# garden bench restore



## danyankee425 (Apr 10, 2011)

I've aquired an old garden bench with rought iron sides and a rought iron insert on the back. the seat is made of slats 1x3 and the back is made like a picture frame holding the rought iron insert. my question is what would be the best wood for the bench slats , I would like to keep it natural or stain, depending on the wood color and patternof the grain. I plan to keep it out doors in the garden , pressure treated is not an option.


----------



## tcleve4911 (Dec 16, 2006)

I just did one with Mahogany decking ripped into 2-3/4" slats
IPE would finish up nicely also.


----------



## danyankee425 (Apr 10, 2011)

thanks guys, mahogany is my favorite wood , i love how it looks sealed or stained a bit red. was thinking the same thingfor the bench,, my dad used it to redeck our wood boat. thanks again


----------



## cabinetman (Jul 5, 2007)

Some choices...Teak, Redwood, Cypress, Cedar, White Oak, and as suggested Ipe (very hard).

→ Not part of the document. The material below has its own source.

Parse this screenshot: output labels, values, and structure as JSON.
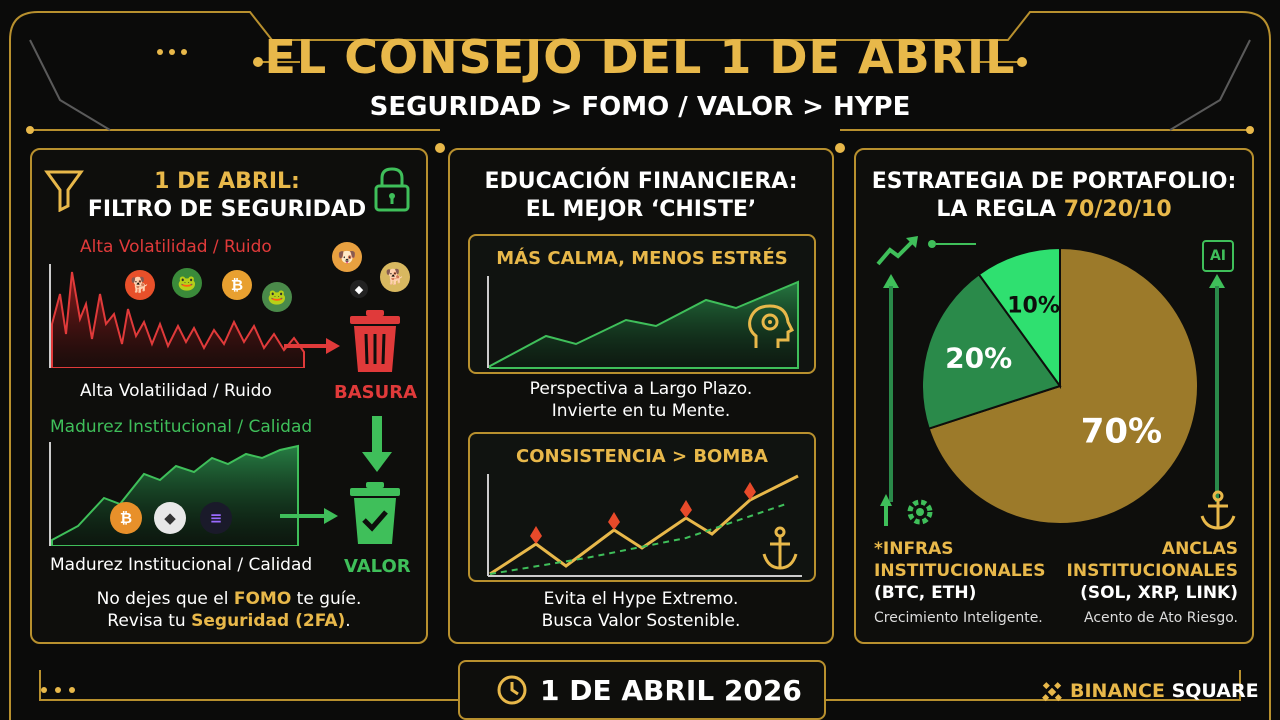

I wouldn't use Red Oak. Honduras Mahogany, or Cuban Mahogany would work, but will show weathering fairly fast. I wouldn't use any film type finishes. Pure Tung Oil, or Penofin will work good.












 







.


----------



## tcleve4911 (Dec 16, 2006)

Good choices Cab man
I agree with the oak ........never ever ever outside..........:no:


----------